10 key indicators of maintenance performance

- Mechanical availability (asset utilization) The "business contribution" of maintaining personnel is to provide highly reliable equipment at the lowest possible cost.
By Edwin K. Jones January 1, 1999

– Mechanical availability (asset utilization)

The “business contribution” of maintaining personnel is to provide highly reliable equipment at the lowest possible cost. World-class plants are typically driving reliability rather than cost reduction. (Industry sensitive)
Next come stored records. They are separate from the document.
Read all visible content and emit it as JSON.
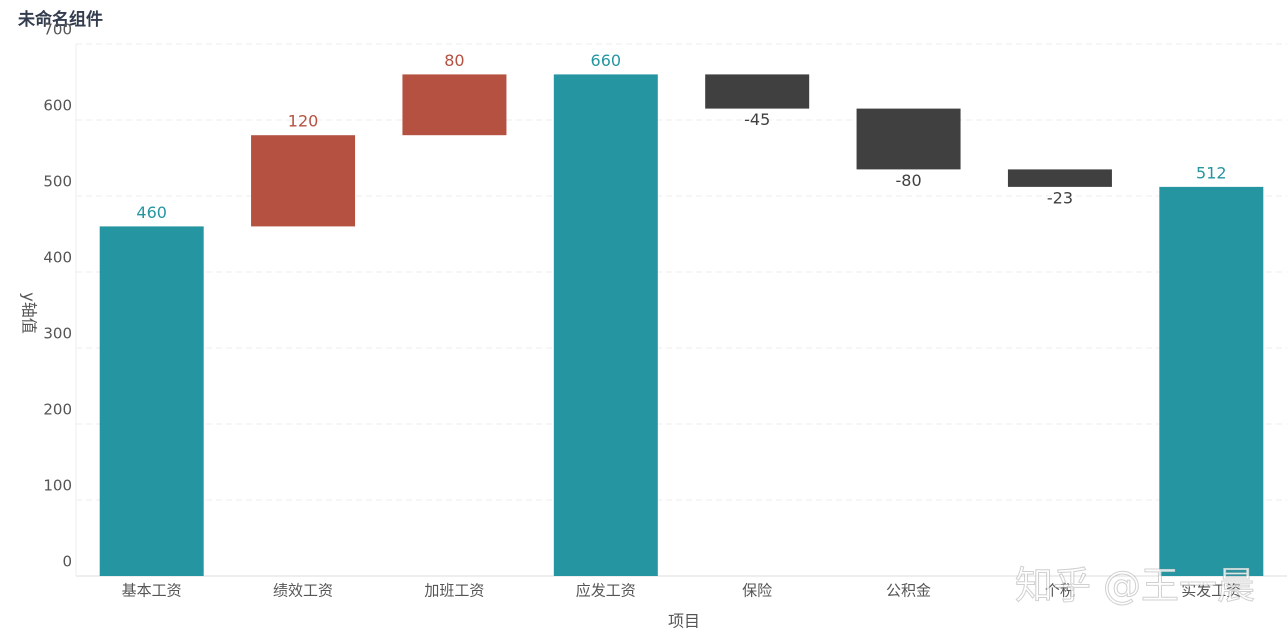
{
  "chart_data": {
    "type": "waterfall",
    "title": "未命名组件",
    "categories": [
      "基本工资",
      "绩效工资",
      "加班工资",
      "应发工资",
      "保险",
      "公积金",
      "个税",
      "实发工资"
    ],
    "values": [
      460,
      120,
      80,
      660,
      -45,
      -80,
      -23,
      512
    ],
    "total_color": "#2596a1",
    "increase_color": "#b45140",
    "decrease_color": "#404040",
    "ylim": [
      0,
      700
    ],
    "yticks": [
      0,
      100,
      200,
      300,
      400,
      500,
      600,
      700
    ],
    "grid": true,
    "x_label": "项目",
    "y_label": "y轴值",
    "watermark": "知乎 @王一晨"
  }
}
– Ratio of direct maintenance personnel to support maintenance personnel

World-class plants tend to fall in the range of 2:1 to 3:1 workers per support person. Support personnel are those who provide the supervision, parts management, planning, reliability improvement, equipment condition monitoring, and other supporting tasks for the “hands on” workers.

Ratio of direct maintenance personnel to maintenance planning personnel

Ratio of direct maintenance personnel to engineering and technical maintenance personnel

There is usually a correlation between this metric and a plant’s equipment reliability and costs.

Maintenance cost as a percentage of plant estimated replacement value

This value is a classic measure of maintenance cost. Unfortunately, by itself, it drives cost reduction behavior without necessarily reinforcing the need for improved maintenance practices.

Ratio of plant estimated replacement value (in millions) to direct maintenance workers

This value is a measure of direct maintenance worker productivity (“How much plant and equipment,

in dollars, can each worker maintain?”). Many world-class plants fall into the range of $6-$9 million/worker. (Somewhat industry sensitive)

Maintenance contracting cost as a percentage of total maintenance cost

This value is a measure for comparison, but without a “target” value. World-class plants don’t shoot for a specific level; rather, they are disciplined in defining the role of contractors in maintenance, based

on business-related criteria. On average, top plants around the world contract over 30% of their maintenance work — a little less in the United States. But, top plants are driven by a defined

strategy, not a target percentage.

Stores parts and investment as a percentage of plant estimated replacement value

For years, the target for this measure was about 1%, but top plants around the world now routinely achieve ratios in the range of 0.25%-0.5%

Stores turnover (ratio of annual disbursements to inventory value)

This ratio reflects stocking strategy and may run above or below 1 depending on the plant’s strategy (for example, balancing risk against insurance stocks). Performance is measured against the plant’s own target.

Ratio of stores disbursements to stores personnel (dollar investment/stores person)

This value is a measure of “productivity” of the stores operation and associated personnel.